The average cost of employer-sponsored health insurance in this country? $13,375. That’s a 5 percent increase over last year. And that’s as inflation fell. And that’s while many voices are trying to tell us the system is just fine, and doesn’t need fixing.
I’m reminded of the shocked faces of my Canadian friends as I described how much a typical family plan in the U.S. costs. That family, a family of three children and two parents, paid $108 per month for their coverage. And they were quite satisfied, relieved, and happy even. No treks down to the border to obtain U.S. health care to supplement the the so-called rationed care their system couldn’t deliver.
Workers here paid a quarter of that $13,375, or $3,515, according to the annual poll of U.S. business by the Henry J. Kaiser Family Foundation. Total premiums have risen 131 percent over 10 years, compared with 38 percent for wages and 28 percent for all inflation, according to Kaiser and reported in the LA Times. But we don’t have a problem with our health care system. No inefficiency in there somewhere. Nobody or no piece of the system is scraping off too much money. No problem if the delivery system is tied to employment, and no problem when the unemployment rate rises to 10 percent nationwide during a recession. Never mind that of the firms reporting in Kaiser’s survey, 21 percent said they reduced the health benefits or increased cost-sharing, and 15 percent said they increased the worker’s share of the premium. No problem that despite these incredible costs, our death rates are high among western nations, and perhaps because of them, our medical bankruptcy rates are skyrocketing.

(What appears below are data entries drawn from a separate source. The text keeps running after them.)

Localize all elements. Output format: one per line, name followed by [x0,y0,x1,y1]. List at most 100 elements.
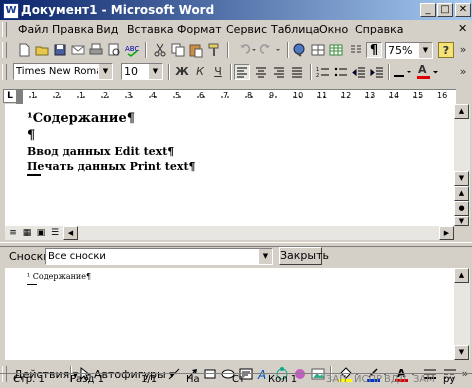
show-hide-paragraph-icon[interactable]: ¶ [366,42,382,58]
status-overtype[interactable]: ЗАМ [413,374,435,385]
normal-view-icon[interactable]: ≡ [6,226,20,240]
justify-icon[interactable] [289,64,305,80]
scroll-up-icon[interactable]: ▲ [454,104,469,119]
svg-text:ABC: ABC [125,45,139,53]
scroll-left-icon[interactable]: ◀ [63,226,78,240]
scroll-down-icon[interactable]: ▼ [454,171,469,186]
print-preview-icon[interactable] [106,42,122,58]
doc-heading[interactable]: ¹Содержание¶ [27,111,135,126]
bold-button[interactable]: Ж [174,64,190,80]
new-document-icon[interactable] [16,42,32,58]
menu-table[interactable]: Таблица [271,23,320,36]
previous-page-icon[interactable]: ▲ [454,186,469,201]
help-icon[interactable]: ? [438,42,454,58]
toolbar-grip[interactable] [2,64,7,80]
columns-icon[interactable] [348,42,364,58]
zoom-combo[interactable]: 75% ▼ [385,42,433,59]
borders-icon[interactable] [392,64,414,80]
doc-line-print-text[interactable]: Печать данных Print text¶ [27,160,196,173]
minimize-button[interactable]: _ [420,3,436,17]
align-center-icon[interactable] [253,64,269,80]
tab-stop-selector[interactable]: L [3,89,17,103]
horizontal-ruler[interactable]: 1 2 1 2 3 4 5 6 7 8 9 10 11 12 13 14 15 … [16,89,456,105]
menu-file[interactable]: Файл [18,23,48,36]
font-name-combo[interactable]: Times New Roman ▼ [13,63,113,80]
paste-icon[interactable] [188,42,204,58]
doc-empty-paragraph[interactable]: ¶ [27,128,35,143]
chevron-down-icon[interactable]: ▼ [259,249,272,264]
scroll-right-icon[interactable]: ▶ [439,226,454,240]
ruler-number: 2 [55,91,61,100]
align-left-icon[interactable] [234,64,250,80]
copy-icon[interactable] [170,42,186,58]
footnote-vertical-scrollbar[interactable]: ▲ ▼ [454,268,470,360]
toolbar-grip[interactable] [2,42,7,58]
toolbar-options-icon[interactable]: » [458,64,468,80]
menu-edit[interactable]: Правка [52,23,94,36]
menu-tools[interactable]: Сервис [226,23,267,36]
ruler-number: 9 [269,91,275,100]
close-button[interactable]: ✕ [455,3,471,17]
vertical-scrollbar[interactable]: ▲ ▼ ▲ ● ▼ [454,104,470,226]
status-rec[interactable]: ЗАП [326,374,347,385]
chevron-down-icon[interactable]: ▼ [98,64,112,79]
decrease-indent-icon[interactable] [351,64,367,80]
maximize-button[interactable]: □ [437,3,453,17]
chevron-down-icon[interactable]: ▼ [148,64,162,79]
save-icon[interactable] [52,42,68,58]
ruler-number: 5 [175,91,181,100]
close-pane-button[interactable]: Закрыть [279,247,329,265]
menu-help[interactable]: Справка [355,23,403,36]
footnotes-selector[interactable]: Все сноски ▼ [45,248,273,265]
redo-icon[interactable] [259,42,284,58]
doc-line-edit-text[interactable]: Ввод данных Edit text¶ [27,145,174,158]
font-size-combo[interactable]: 10 ▼ [121,63,163,80]
status-extend[interactable]: ВДЛ [384,374,406,385]
print-layout-icon[interactable]: ▣ [34,226,48,240]
doc-close-icon[interactable]: ✕ [458,22,467,35]
status-track[interactable]: ИСПР [354,374,382,385]
ruler-number: 11 [317,91,328,100]
menu-view[interactable]: Вид [96,23,118,36]
insert-excel-icon[interactable] [328,42,344,58]
word-app-icon[interactable]: W [3,3,19,19]
undo-icon[interactable] [234,42,258,58]
bullets-icon[interactable] [333,64,349,80]
toolbar-options-icon[interactable]: » [458,42,468,58]
hyperlink-icon[interactable] [292,42,308,58]
web-view-icon[interactable]: ▦ [20,226,34,240]
scroll-up-icon[interactable]: ▲ [454,268,469,283]
underline-button[interactable]: Ч [210,64,226,80]
increase-indent-icon[interactable] [369,64,385,80]
align-right-icon[interactable] [271,64,287,80]
scroll-down-icon[interactable]: ▼ [454,345,469,360]
format-painter-icon[interactable] [206,42,222,58]
footnote-pane[interactable]: ¹ Содержание¶ [5,268,454,360]
menu-window[interactable]: Окно [319,23,348,36]
font-size-value: 10 [124,65,138,78]
numbering-icon[interactable]: 12 [315,64,331,80]
title-bar[interactable]: W Документ1 - Microsoft Word _ □ ✕ [0,0,472,20]
document-area[interactable]: ¹Содержание¶ ¶ Ввод данных Edit text¶ Пе… [5,104,454,226]
outline-view-icon[interactable]: ☰ [48,226,62,240]
open-folder-icon[interactable] [34,42,50,58]
spelling-icon[interactable]: ABC [124,42,140,58]
tables-borders-icon[interactable] [310,42,326,58]
ruler-number: 6 [199,91,205,100]
select-browse-object-icon[interactable]: ● [454,201,469,216]
footnote-text[interactable]: ¹ Содержание¶ [27,272,91,281]
italic-button[interactable]: К [192,64,208,80]
menu-insert[interactable]: Вставка [127,23,174,36]
font-color-icon[interactable]: A [416,63,440,80]
status-language: ру [443,374,456,385]
next-page-icon[interactable]: ▼ [454,216,469,226]
ruler-number: 7 [223,91,229,100]
status-pages: 1/1 [141,374,158,385]
menu-format[interactable]: Формат [177,23,222,36]
cut-icon[interactable] [152,42,168,58]
toolbar-separator [230,64,232,80]
email-icon[interactable] [70,42,86,58]
print-icon[interactable] [88,42,104,58]
chevron-down-icon[interactable]: ▼ [418,43,432,58]
menu-grip[interactable] [2,22,7,37]
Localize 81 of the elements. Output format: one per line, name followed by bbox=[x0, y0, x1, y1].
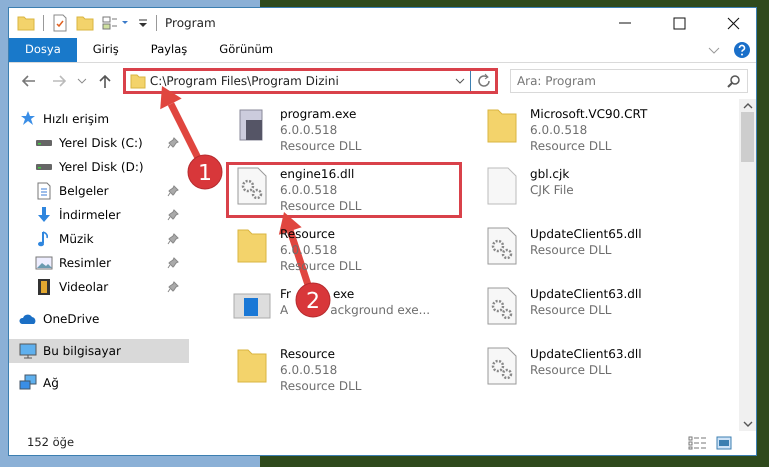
step-badge bbox=[188, 154, 222, 190]
folder-icon bbox=[130, 73, 146, 89]
ribbon-tab[interactable]: Paylaş bbox=[134, 38, 204, 62]
step-number: 1 bbox=[198, 161, 212, 186]
file-detail: Resource DLL bbox=[280, 199, 362, 213]
file-detail: 6.0.0.518 bbox=[280, 183, 338, 197]
properties-icon[interactable] bbox=[52, 14, 68, 32]
file-name: engine16.dll bbox=[280, 167, 354, 181]
scroll-down-icon[interactable] bbox=[742, 420, 752, 428]
sidebar-item[interactable]: Videolar bbox=[9, 275, 189, 299]
document-icon bbox=[35, 182, 53, 200]
close-icon bbox=[726, 16, 740, 30]
network-icon bbox=[19, 374, 37, 392]
dropdown-icon[interactable] bbox=[454, 76, 466, 86]
file-name: UpdateClient65.dll bbox=[530, 227, 642, 241]
sidebar-item[interactable]: Bu bilgisayar bbox=[9, 339, 189, 363]
help-icon[interactable] bbox=[734, 42, 750, 58]
dropdown-icon[interactable] bbox=[138, 17, 148, 29]
file-detail: 6.0.0.518 bbox=[280, 123, 338, 137]
file-detail: Resource DLL bbox=[280, 379, 362, 393]
file-name: UpdateClient63.dll bbox=[530, 287, 642, 301]
tiles-view-icon[interactable] bbox=[716, 436, 732, 450]
file-name: program.exe bbox=[280, 107, 356, 121]
image-icon bbox=[35, 254, 53, 272]
sidebar-item[interactable]: OneDrive bbox=[9, 307, 189, 331]
star-icon bbox=[19, 110, 37, 128]
scroll-up-icon[interactable] bbox=[742, 102, 752, 110]
maximize-icon bbox=[672, 16, 686, 30]
file-name: gbl.cjk bbox=[530, 167, 570, 181]
step-badge bbox=[296, 282, 330, 318]
file-item[interactable]: program.exe 6.0.0.518 Resource DLL bbox=[226, 102, 462, 158]
file-item[interactable]: UpdateClient65.dll Resource DLL bbox=[476, 222, 712, 278]
sidebar-item[interactable]: İndirmeler bbox=[9, 203, 189, 227]
expand-ribbon-icon[interactable] bbox=[708, 45, 720, 55]
file-detail: Resource DLL bbox=[280, 139, 362, 153]
file-detail: 6.0.0.518 bbox=[530, 123, 588, 137]
file-detail: Resource DLL bbox=[530, 363, 612, 377]
drive-icon bbox=[35, 163, 53, 171]
sidebar-item[interactable]: Belgeler bbox=[9, 179, 189, 203]
file-detail: CJK File bbox=[530, 183, 574, 197]
file-detail: Resource DLL bbox=[530, 139, 612, 153]
recent-dropdown-icon[interactable] bbox=[77, 77, 87, 85]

Meanwhile, as Sen. Max Baucus’ compromise legislation goes forward, it seems to be falling short of the Montana Democrat’s goal of bringing Republicans and Democrats together. The three Republicans in the so-called Gang of Six working on the compromise aren’t even supporting their man, and some liberal Democrats appear to be holding out for the “public option” that would allow the government to operate an insurance program in competition with private insurers. The Senate may be looking at scraping up 60 votes for a majority to pass its own, more liberal version, the New York Times reports this morning.
The Baucus legislation – like the two other Democratic health bills – is designed to largely preserve the current system of employment-based health coverage. Is there a problem with that concept that the current recession and that the figures from the Kaiser study surely demonstrate? What happens to a very expensive system built on a foundation of jobs and full employment during an economic downturn or marginal employment for large sectors of your community? The proposed system would layer a system of highly regulated, state-based insurance marketplaces on top of the employment-based health coverage plans. People who don’t receive coverage from their employer could buy coverage here. But with President Obama now saying illegal immigrants, for example, would not be permitted to buy into the state-based exchanges, even with their own, unsubsidized money, the system is being set up to fail, and largely for political reasons.
This is a new position for the president, who had first simply said illegals would receive no federal subsidies, the Denver Post reported.
“But immigrant advocates pointed out that barring illegal immigrants from obtaining health insurance through the marketplace is illogical considering they will be forced to go to emergency rooms when injured or ill, which is much more expensive.
So for some groups in our community, even if they can afford to buy coverage, this system would insist on maintaining the emergency room as primary care doctor. Which delivers bad care at a high price. We know that. And Obama, who spent a certain amount of time listening to docs as this debate moved forward over the summer, should know that as well. But this is all about politics and stilling the shrill voices.